February 27th, 2012
Selections from Richard Lehman’s Weekly Review: Week of February 27th
Richard Lehman, BM, BCh, MRCGP
CardioExchange is pleased to reprint selections from Dr. Richard Lehman’s weekly journal review blog at BMJ.com. Selected summaries are relevant to our audience, but we encourage members to engage with the entire blog.
Week of February 27th
JAMA 22 Feb 2012 Vol 307
MIs without Chest Pain? (pg. 813): When an Italian team of physicists reported that they had detected neutrinos traveling faster than light, the televisual physicist Jim Al-Khalili promised to eat his boxer shorts if it proved to be true. It turns out to have been a measurement error due to faulty wiring. Unbelievable results either shatter the laws of the known universe, or else they are wrong. So if a study tells us that 42% of women and 31% of men presenting with myocardial infarction do not have chest pain (or even pain in the arm or jaw), this either overturns clinical medicine as we know it – from experience and from several other large cohort studies – or else it is due to lousy recording. Guess which. This retrospective study is based on a single tick in a box completed by busy physicians looking after over a million patients coming into American hospitals with heart attacks between 1994 and 2006. It could be that they had better things to do than record the obvious. If these figures are true, then I will eat my elegant black Marks & Spencer long johns. These thermal underpants have proved very effective at protecting my lower parts from the ravages of winter on the eastern seaboard of America, and I just wish journal editors were as effective at protecting us against the ravages of bad data.

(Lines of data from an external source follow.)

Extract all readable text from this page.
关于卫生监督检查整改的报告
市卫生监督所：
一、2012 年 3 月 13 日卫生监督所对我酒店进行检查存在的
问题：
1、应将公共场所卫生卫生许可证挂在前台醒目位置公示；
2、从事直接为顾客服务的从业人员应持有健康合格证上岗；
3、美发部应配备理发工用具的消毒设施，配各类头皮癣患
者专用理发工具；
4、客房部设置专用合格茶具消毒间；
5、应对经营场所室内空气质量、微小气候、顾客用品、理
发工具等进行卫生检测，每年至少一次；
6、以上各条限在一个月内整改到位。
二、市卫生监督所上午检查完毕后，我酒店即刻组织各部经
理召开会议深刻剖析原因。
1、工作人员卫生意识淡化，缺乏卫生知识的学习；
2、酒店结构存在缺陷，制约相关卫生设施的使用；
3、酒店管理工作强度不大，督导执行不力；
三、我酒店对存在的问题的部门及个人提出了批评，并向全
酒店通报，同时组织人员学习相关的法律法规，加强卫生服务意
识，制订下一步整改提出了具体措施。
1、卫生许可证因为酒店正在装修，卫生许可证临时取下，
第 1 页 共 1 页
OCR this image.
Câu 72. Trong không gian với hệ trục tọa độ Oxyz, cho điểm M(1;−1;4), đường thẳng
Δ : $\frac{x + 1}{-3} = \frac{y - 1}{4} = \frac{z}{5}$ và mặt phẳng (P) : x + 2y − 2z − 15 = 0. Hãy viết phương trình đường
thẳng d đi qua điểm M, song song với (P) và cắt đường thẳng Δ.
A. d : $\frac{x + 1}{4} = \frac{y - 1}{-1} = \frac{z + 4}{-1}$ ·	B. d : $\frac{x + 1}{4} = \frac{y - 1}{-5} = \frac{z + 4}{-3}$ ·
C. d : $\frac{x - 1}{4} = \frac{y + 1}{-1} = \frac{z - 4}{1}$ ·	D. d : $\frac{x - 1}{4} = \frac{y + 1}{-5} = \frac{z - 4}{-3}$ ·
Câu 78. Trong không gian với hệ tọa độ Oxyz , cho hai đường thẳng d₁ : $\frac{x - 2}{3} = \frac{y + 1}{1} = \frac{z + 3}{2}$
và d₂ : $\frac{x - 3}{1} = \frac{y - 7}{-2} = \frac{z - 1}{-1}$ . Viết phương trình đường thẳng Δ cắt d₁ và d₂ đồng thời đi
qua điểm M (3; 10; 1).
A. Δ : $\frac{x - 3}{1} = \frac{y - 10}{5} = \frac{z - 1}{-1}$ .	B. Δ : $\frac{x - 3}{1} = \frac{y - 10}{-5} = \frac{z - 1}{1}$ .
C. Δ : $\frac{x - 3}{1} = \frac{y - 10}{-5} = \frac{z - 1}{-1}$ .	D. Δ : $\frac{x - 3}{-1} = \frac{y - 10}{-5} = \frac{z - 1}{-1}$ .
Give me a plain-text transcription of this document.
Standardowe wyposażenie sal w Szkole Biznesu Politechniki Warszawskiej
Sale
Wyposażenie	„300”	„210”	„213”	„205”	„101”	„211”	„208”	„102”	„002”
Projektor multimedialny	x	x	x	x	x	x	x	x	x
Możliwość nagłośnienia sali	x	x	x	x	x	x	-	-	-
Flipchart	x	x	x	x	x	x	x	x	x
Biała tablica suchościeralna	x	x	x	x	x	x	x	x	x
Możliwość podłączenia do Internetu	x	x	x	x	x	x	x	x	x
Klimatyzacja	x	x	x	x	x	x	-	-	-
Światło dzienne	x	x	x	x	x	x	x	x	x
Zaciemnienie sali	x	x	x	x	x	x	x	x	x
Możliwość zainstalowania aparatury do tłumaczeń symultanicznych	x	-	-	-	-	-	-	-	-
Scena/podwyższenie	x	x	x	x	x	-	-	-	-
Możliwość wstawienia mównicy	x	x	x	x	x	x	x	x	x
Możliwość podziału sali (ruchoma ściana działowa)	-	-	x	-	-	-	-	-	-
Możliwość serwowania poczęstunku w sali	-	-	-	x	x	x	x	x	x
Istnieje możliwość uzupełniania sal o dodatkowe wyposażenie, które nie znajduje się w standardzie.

Ann Intern Med 21 Feb 2012 Vol 156
Cardiovascular Family History Taking (pg. 253): I can’t think of many studies from British primary care that have appeared in the Annals, and this one receives a rave review in the editorial: “That this study was done at all speaks to the better support for high-quality research in primary care in the United Kingdom; finding support for a study like this would be extraordinarily difficult in the United States.” It’s not that easy in the UK either, and the praise is deserved: a 4-university collaborative did a cluster-randomized trial of cardiovascular family history taking by patient-completed questionnaire. It had a 98% uptake and showed that this is useful and practicable and resulted in a 4.5% increase in patients categorized as high risk.